Firstly, we’re animals. Animals have sex. As humans, we’re not above that. As noted in the introduction of their book, Ryan and Jetha remind us that we are apes. They conjecture that the social lives of our ancestors were closer to present-day bonobos than the chimpanzees or gorillas most people think about as our distant cousins. These apes are lead mostly by females, are nonmonogamous, and often solve problems with sex. Greater amounts of both productive and nonproductive sex for everyone leaves less room for conflict and smiles all around. Sounds pretty good, right?
The main problem as conceived by the authors is the birth of agriculture which occurred approximately 10,000 years ago. Going from a scavenger society like that of the bonobos to a farming system developed the importance of property. You can’t have a farm without land to plant and people to work on it. Thus, monogamy became vastly more important (at least for the ladies) to ensure paternity or “rightful heirs.” Essentially, women and offspring became property as well. This cultural shift had great impact on how people began to treat each other socially and sexually.
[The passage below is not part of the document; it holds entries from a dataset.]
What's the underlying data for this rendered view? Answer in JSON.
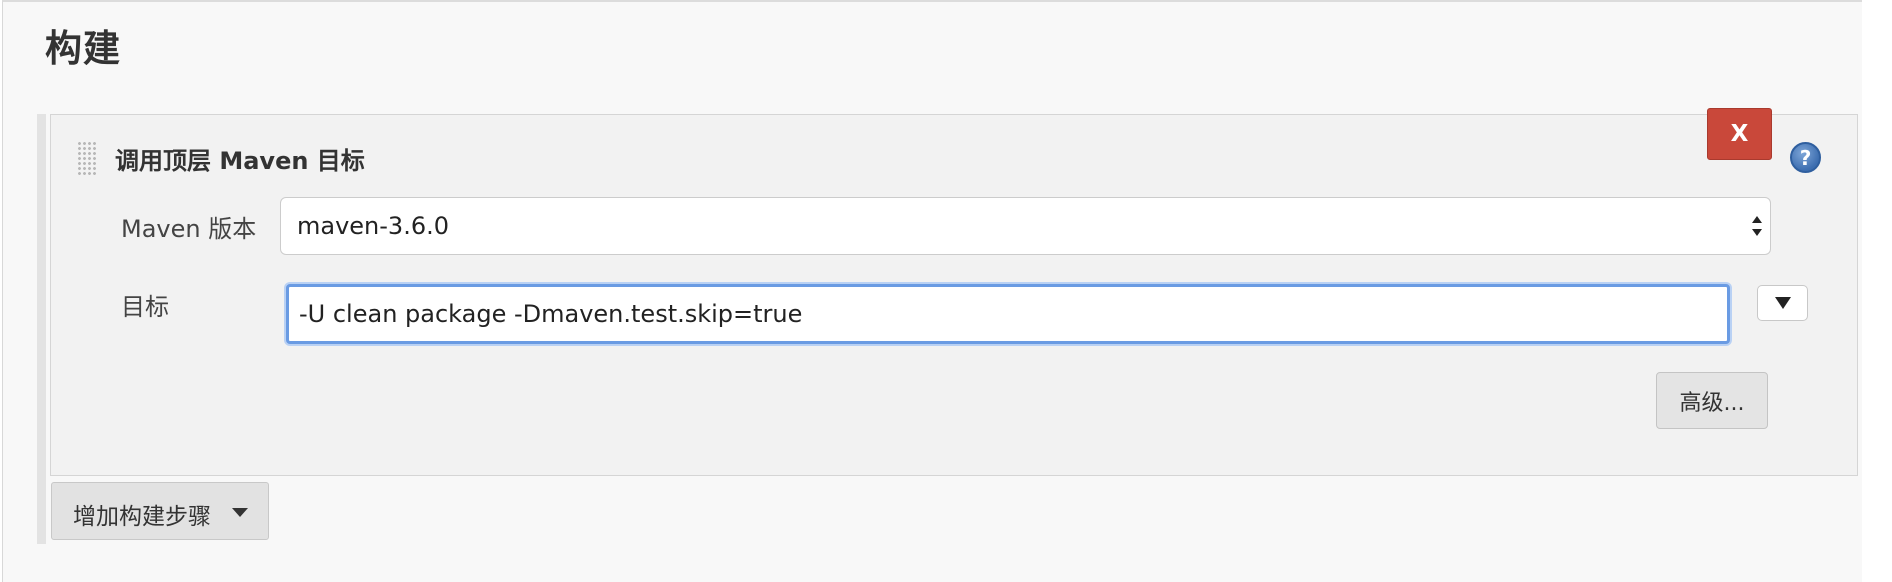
{
  "section": {
    "title": "构建"
  },
  "step": {
    "title": "调用顶层 Maven 目标",
    "delete_label": "X",
    "help_label": "?",
    "maven_version": {
      "label": "Maven 版本",
      "value": "maven-3.6.0"
    },
    "goals": {
      "label": "目标",
      "value": "-U clean package -Dmaven.test.skip=true"
    },
    "advanced_label": "高级..."
  },
  "add_step": {
    "label": "增加构建步骤"
  },
  "colors": {
    "delete_button": "#c9483a",
    "help_icon": "#3d6eb0",
    "input_focus_border": "#6a9be3"
  },
  "icons": [
    "drag-handle-icon",
    "help-icon",
    "select-arrows-icon",
    "expand-down-icon",
    "caret-down-icon"
  ]
}
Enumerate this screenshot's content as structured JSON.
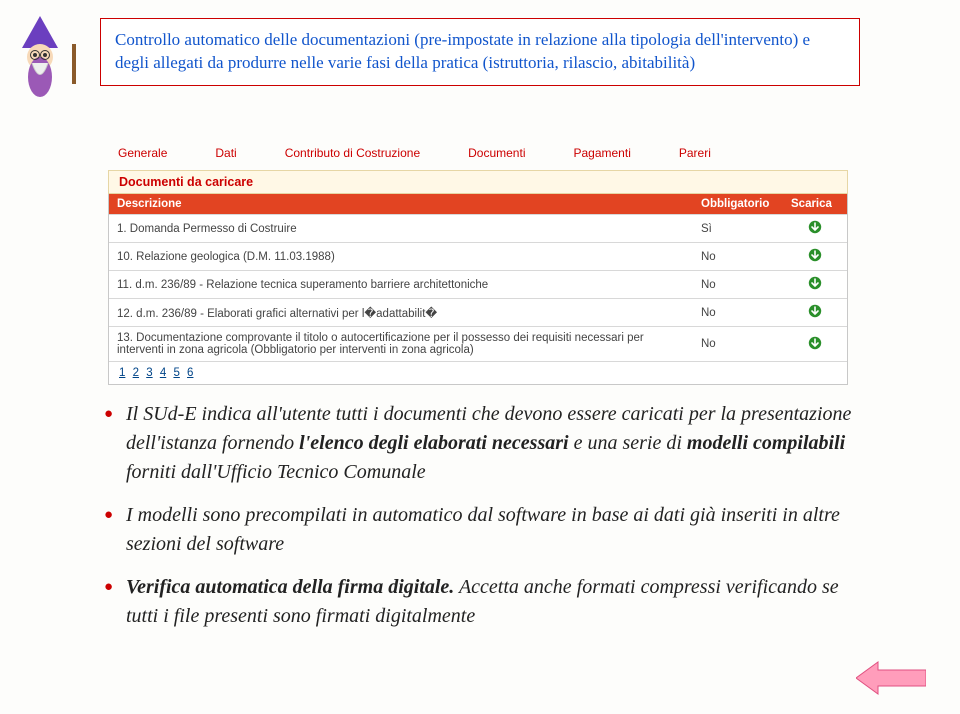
{
  "callout": {
    "text": "Controllo automatico delle documentazioni (pre-impostate in relazione alla tipologia dell'intervento) e degli allegati da produrre nelle varie fasi della pratica (istruttoria, rilascio, abitabilità)"
  },
  "app": {
    "tabs": [
      "Generale",
      "Dati",
      "Contributo di Costruzione",
      "Documenti",
      "Pagamenti",
      "Pareri"
    ],
    "subhead": "Documenti da caricare",
    "columns": {
      "descrizione": "Descrizione",
      "obbligatorio": "Obbligatorio",
      "scarica": "Scarica"
    },
    "rows": [
      {
        "desc": "1. Domanda Permesso di Costruire",
        "obbl": "Sì"
      },
      {
        "desc": "10. Relazione geologica (D.M. 11.03.1988)",
        "obbl": "No"
      },
      {
        "desc": "11. d.m. 236/89 - Relazione tecnica superamento barriere architettoniche",
        "obbl": "No"
      },
      {
        "desc": "12. d.m. 236/89 - Elaborati grafici alternativi per l�adattabilit�",
        "obbl": "No"
      },
      {
        "desc": "13. Documentazione comprovante il titolo o autocertificazione per il possesso dei requisiti necessari per interventi in zona agricola (Obbligatorio per interventi in zona agricola)",
        "obbl": "No"
      }
    ],
    "pager": [
      "1",
      "2",
      "3",
      "4",
      "5",
      "6"
    ]
  },
  "bullets": {
    "b1_a": "Il SUd-E indica all'utente tutti i documenti che devono essere caricati per la presentazione dell'istanza fornendo ",
    "b1_b": "l'elenco degli elaborati necessari",
    "b1_c": " e una serie di ",
    "b1_d": "modelli compilabili",
    "b1_e": " forniti dall'Ufficio Tecnico Comunale",
    "b2": "I modelli sono precompilati in automatico dal software in base ai dati già inseriti in altre sezioni del software",
    "b3_a": "Verifica automatica della firma digitale.",
    "b3_b": " Accetta anche formati compressi verificando se tutti i file presenti sono firmati digitalmente"
  }
}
In this way, the authors spend a lot of time disputing the standard narrative of human sexual evolution. It goes as follows: Boy and Girl meet. She is hot (and fertile). He is rich (and hunky). They mate. Girl is insecure about Boy being unfaithful and looks around for other fit boys around ovulation time. Boy is extremely sensitive to Girl’s actual or potential unfaithfulness yet has sex with other girls indiscriminately. Ryan and Jetha believe that there is more to it than that. Given their research, I’m inclined to believe the same.
Bonus: they also give some insights into Darwin’s sex life. Spoiler alert: it was vanilla at best.
I (along with a bunch of other people including one of my favorites, Dan Savage) was excited and enlightened by the information presented in this book. It probably helps that it was written for everyday people and not scientists. While that makes for an entertaining read, it’s important to remember that many of the ideas are still just theories, the authors’ best guess at what our species’ social and sexual development looked like so many years ago. To me, they make a lot of sense but that’s largely because I am eager to think of a world where sexual freedom and equality can exist. To others, that idea may be scary and threatening for a myriad of reasons, be it religion, cultural values or simply unexamined feelings toward sexuality.
At the end of the day, none of us were there at the dawn of humanity. To a degree, we can choose what to believe about it. The lesson here is to be curious, consider different ideas and seek out the truth as best we can. In this spirit, the authors turn it back to us, the readers, in the final chapter. Just because they believe that humans are naturally nonmonogamous doesn’t mean that they suggest we all just go have a big orgy. The truth of the matter is that we take sex too seriously. Everybody does it. A whole lot of people had to have sex a lot of times for us to be here today. The real aim of the book is to provide insights into our own past and natural inclinations in the hope that we’ll be better equipped to negotiate our sex lives with our partners and society at large. At the very least, it’s worth discussing.